Even though the traveler Hieuen Tsang mentions painting in Bengal around 738 AD, no actual examples of painting from before around the 10th AD has survived. No doubt, however, that the practice of painting on the ground, on cloth, and on the walls of temples has a long tradition ... it is that we know nothing about what forms it took in those ancient times. From the pala period, however, we find a number of examples of paintings on palm leaves which have survived till date: these were meant as illustrations for books. Though it is not clear whether all the paintings were done in Bengal, in this period, little difference can be found in the Bihari, Bengali, and Nepali styles: so we can discuss all of them together. The texts include eight aSTasAhasrikA prajJApAramitA's (from the fifth and sixth years of the reign of mahIpAladeva, from 1071 AD, from the thirtyninth year of rAmapAla, from the reign of harivarmA, from probably gopAladeva III's reign, from 1148 AD, and an undated 12th century one), kAraNDavyUha (probably 12th cent), gaNDavyUha (probably pAla period), bodhicaryAvatAra (probably 12th cent), paJcarakSA (14th year of narapAla) and few isolated ones (from the pAla period including one from 1015 AD, one from the fourth year of probably gopAladeva III, and one from the 18th year of govindapAla). In addition, there is a shaiva treatise where the pictures are on thin wooden planks, again probably from the pAla period, a treatise written and drawn on paper, and a few pictures scratched on metals. Most of the pictures are of buddhist gods and goddesses, but a few are of brAhminical gods like ziva (or his symbol the male generative organ). Even though these pictures were drawn to decorate accompanying texts, they are more ornamentations than thematic. Moreover, they are not traditional miniatures: the drawing style more closely resembles the style of wall paintings.
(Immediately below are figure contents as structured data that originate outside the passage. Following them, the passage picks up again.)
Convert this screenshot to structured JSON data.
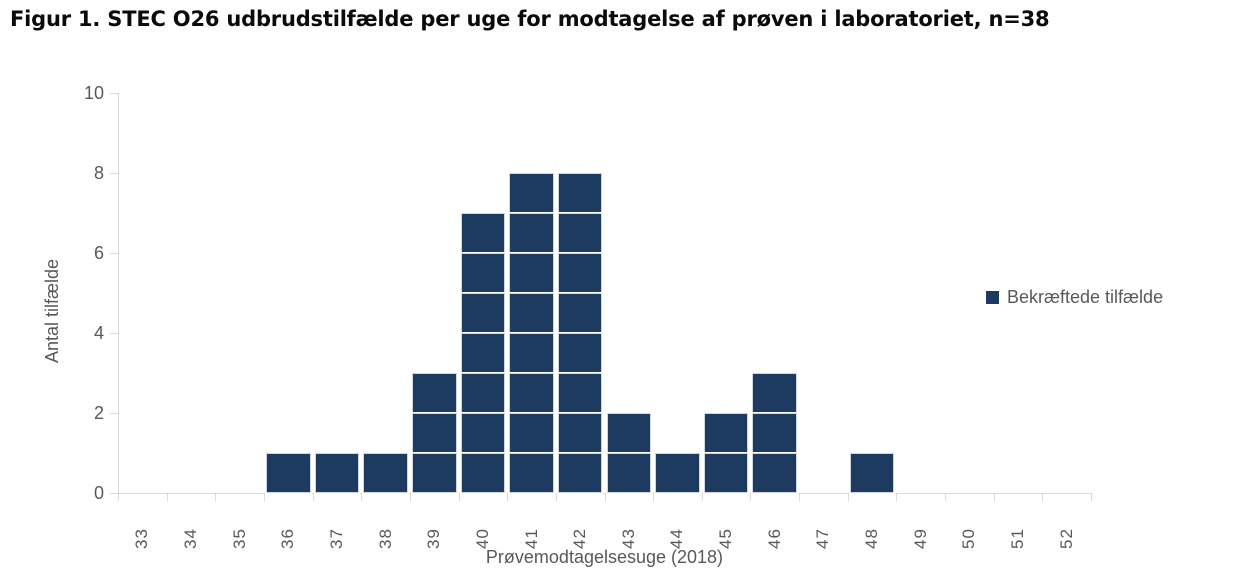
{
  "chart_data": {
    "type": "bar",
    "title": "Figur 1. STEC O26 udbrudstilfælde per uge for modtagelse af prøven i laboratoriet, n=38",
    "categories": [
      "33",
      "34",
      "35",
      "36",
      "37",
      "38",
      "39",
      "40",
      "41",
      "42",
      "43",
      "44",
      "45",
      "46",
      "47",
      "48",
      "49",
      "50",
      "51",
      "52"
    ],
    "values": [
      0,
      0,
      0,
      1,
      1,
      1,
      3,
      7,
      8,
      8,
      2,
      1,
      2,
      3,
      0,
      1,
      0,
      0,
      0,
      0
    ],
    "total_n": 38,
    "xlabel": "Prøvemodtagelsesuge (2018)",
    "ylabel": "Antal tilfælde",
    "ylim": [
      0,
      10
    ],
    "yticks": [
      0,
      2,
      4,
      6,
      8,
      10
    ],
    "grid": false,
    "bar_style": "stacked-unit-squares",
    "legend_position": "right",
    "legend": [
      {
        "label": "Bekræftede tilfælde",
        "color": "#1d3a61"
      }
    ],
    "colors": {
      "bar_fill": "#1d3a61",
      "cell_separator": "#cfd6e0",
      "axis_line": "#d9d9d9",
      "tick_label": "#595959",
      "title_text": "#0b0b0c"
    }
  }
}
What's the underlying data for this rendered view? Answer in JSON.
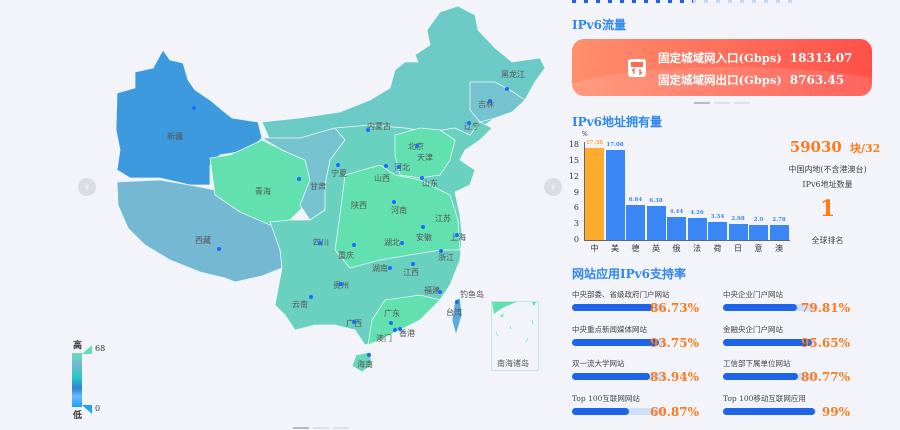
{
  "map": {
    "provinces": [
      {
        "name": "新疆",
        "color": "#3d9ade"
      },
      {
        "name": "西藏",
        "color": "#74b8d4"
      },
      {
        "name": "青海",
        "color": "#62e0b0"
      },
      {
        "name": "甘肃",
        "color": "#74c3cf"
      },
      {
        "name": "内蒙古",
        "color": "#6ccac6"
      },
      {
        "name": "黑龙江",
        "color": "#6ccac6"
      },
      {
        "name": "吉林",
        "color": "#74c3cf"
      },
      {
        "name": "辽宁",
        "color": "#62e0b0"
      },
      {
        "name": "北京",
        "color": "#62e0b0"
      },
      {
        "name": "天津",
        "color": "#62e0b0"
      },
      {
        "name": "河北",
        "color": "#62e0b0"
      },
      {
        "name": "山西",
        "color": "#6ad6bb"
      },
      {
        "name": "山东",
        "color": "#6ccac6"
      },
      {
        "name": "宁夏",
        "color": "#6ad6bb"
      },
      {
        "name": "陕西",
        "color": "#62e0b0"
      },
      {
        "name": "河南",
        "color": "#62e0b0"
      },
      {
        "name": "江苏",
        "color": "#62e0b0"
      },
      {
        "name": "安徽",
        "color": "#62e0b0"
      },
      {
        "name": "上海",
        "color": "#62e0b0"
      },
      {
        "name": "四川",
        "color": "#6ccac6"
      },
      {
        "name": "湖北",
        "color": "#62e0b0"
      },
      {
        "name": "重庆",
        "color": "#62e0b0"
      },
      {
        "name": "浙江",
        "color": "#62e0b0"
      },
      {
        "name": "湖南",
        "color": "#6ad6bb"
      },
      {
        "name": "江西",
        "color": "#6ad6bb"
      },
      {
        "name": "贵州",
        "color": "#74c3cf"
      },
      {
        "name": "福建",
        "color": "#6ccac6"
      },
      {
        "name": "云南",
        "color": "#6ad6bb"
      },
      {
        "name": "广西",
        "color": "#74c3cf"
      },
      {
        "name": "广东",
        "color": "#62e0b0"
      },
      {
        "name": "香港",
        "color": "#62e0b0"
      },
      {
        "name": "澳门",
        "color": "#62e0b0"
      },
      {
        "name": "海南",
        "color": "#6ad6bb"
      },
      {
        "name": "台湾",
        "color": "#5aa8dc"
      },
      {
        "name": "钓鱼岛",
        "color": "#62e0b0"
      }
    ],
    "inset_label": "南海诸岛",
    "legend": {
      "high_label": "高",
      "low_label": "低",
      "max": "68",
      "min": "0"
    },
    "prev_icon": "chevron-left-icon",
    "next_icon": "chevron-right-icon"
  },
  "traffic": {
    "title": "IPv6流量",
    "icon": "router-icon",
    "inbound_label": "固定城域网入口(Gbps)",
    "inbound_value": "18313.07",
    "outbound_label": "固定城域网出口(Gbps)",
    "outbound_value": "8763.45"
  },
  "address": {
    "title": "IPv6地址拥有量",
    "total_value": "59030",
    "total_unit": "块/32",
    "desc_line1": "中国内地(不含港澳台)",
    "desc_line2": "IPv6地址数量",
    "rank": "1",
    "rank_label": "全球排名"
  },
  "chart_data": {
    "type": "bar",
    "ylabel": "%",
    "categories": [
      "中",
      "美",
      "德",
      "英",
      "俄",
      "法",
      "荷",
      "日",
      "意",
      "澳"
    ],
    "values": [
      17.38,
      17.08,
      6.64,
      6.38,
      4.44,
      4.26,
      3.34,
      2.98,
      2.9,
      2.78
    ],
    "value_labels": [
      "17.38",
      "17.08",
      "6.64",
      "6.38",
      "4.44",
      "4.26",
      "3.34",
      "2.98",
      "2.9",
      "2.78"
    ],
    "yticks": [
      "0",
      "3",
      "6",
      "9",
      "12",
      "15",
      "18"
    ],
    "ylim": [
      0,
      18
    ],
    "highlight_color": "#ffab2e",
    "bar_color": "#3a86f5"
  },
  "support": {
    "title": "网站应用IPv6支持率",
    "items": [
      {
        "label": "中央部委、省级政府门户网站",
        "value": 86.73,
        "text": "86.73%"
      },
      {
        "label": "中央企业门户网站",
        "value": 79.81,
        "text": "79.81%"
      },
      {
        "label": "中央重点新闻媒体网站",
        "value": 93.75,
        "text": "93.75%"
      },
      {
        "label": "金融央企门户网站",
        "value": 95.65,
        "text": "95.65%"
      },
      {
        "label": "双一流大学网站",
        "value": 83.94,
        "text": "83.94%"
      },
      {
        "label": "工信部下属单位网站",
        "value": 80.77,
        "text": "80.77%"
      },
      {
        "label": "Top 100互联网网站",
        "value": 60.87,
        "text": "60.87%"
      },
      {
        "label": "Top 100移动互联网应用",
        "value": 99,
        "text": "99%"
      }
    ]
  }
}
The colours used include yellow (haritAla), white (khaD.imATi), deep blue, black (pradIpa-zISa), red (si~dura), and green. The blue and green are different from those found at ajantA, the green here is probably made from blue and yellow. The saturation of the colour is controlled, and the color style is basically the same as that at ajantA, though of poorer quality. A sketch in thin red or black thin brush of varying thickness to emphasize features is filled with colours with a thicker one. The central image is bigger than the surrounding ones, and stands on an ornamented background or semicircular regions. The canvas shows little empty space, what is not taken up by the rows or circles of smaller images is filled with flying or walking figures, foliage, and plain ornamentation. The main feature of this period of Eastern India is the smoothly flowing lines: pure linear sketches are found in some copper plaques from the 11th century. Even in the same manuscript one often finds differences: in some, the portrayal is often stiff, and figures soft but emotionless; in others one finds expression through solid colours; and yet others are very lightly coloured.